The HPC Intro lesson also emphasizes the shared nature of typical HPC clusters, which is likely to be another novel feature for novice users. In a shared environment, errors or misconfiguration can impact not only the user’s own jobs, but the performance of the system as a whole, and through that mechanism, impact other users. For this reason, HPC users need to be aware of their resource requirements, and make realistic resource requests.

In the workflow lesson, this is extended to include the mechanics of specifying a workflow in the snakemake tool, as well the declarative nature of the specification, where snakemake rules are not run if their outputs already exist.

A second theme of the curriculum is a conceptual introduction to parallel execution, and to the diminishing returns that arise from increasing degrees of parallelism, due to the effect of Amdahl’s Law, for which the amdahl exectuable is named.
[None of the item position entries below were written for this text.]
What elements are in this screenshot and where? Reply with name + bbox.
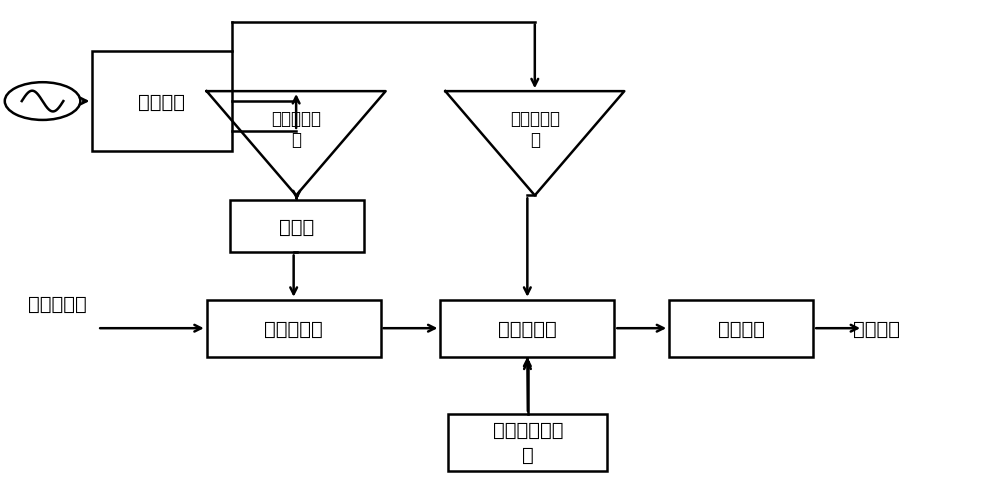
Text: 射频放大器
一: 射频放大器 一 xyxy=(271,110,321,149)
Bar xyxy=(448,414,607,471)
Bar xyxy=(230,201,364,253)
Text: 移相器: 移相器 xyxy=(279,217,314,236)
Bar xyxy=(207,300,381,357)
Bar xyxy=(92,52,232,151)
Text: 光梳输出: 光梳输出 xyxy=(853,319,900,338)
Text: 光滤波器: 光滤波器 xyxy=(718,319,765,338)
Text: 射频放大器
二: 射频放大器 二 xyxy=(510,110,560,149)
Bar xyxy=(669,300,813,357)
Text: 单色光输入: 单色光输入 xyxy=(28,295,86,314)
Text: 相位调制器: 相位调制器 xyxy=(264,319,323,338)
Text: 强度调制器: 强度调制器 xyxy=(498,319,557,338)
Text: 偶置控制电路
二: 偶置控制电路 二 xyxy=(493,420,563,464)
Text: 电耦合器: 电耦合器 xyxy=(138,92,185,111)
Bar xyxy=(440,300,614,357)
For the workflow lesson, a third theme is relevant, namely the benefits of workflow automation. HPC resources are at their best when running multiple jobs in a batch queue. In real-world environments, the gap between the submission time and dispatch time of a job might be large, and many HPC-appropriate tasks may require many jobs. A workflow tool helps to manage this process, allowing HPC users to operate at a higher level of abstraction, specifying and executing parametric studies, for example, over many jobs. The culmination of the workflow lesson is exactly this type of task, where learners execute an automated scaling study of the timing of the amdahl executable.

Key Points
  • The lessons have as a pre-requisite the Software Carpentry Unix Shell intro lesson.
  • The lessons are aimed at novice HPC users who need to be able to operate a batch resource manager.
  • The focus of the lessons are resource manager operations, the benefits and diminishing returns of parallelism, and workflow automation.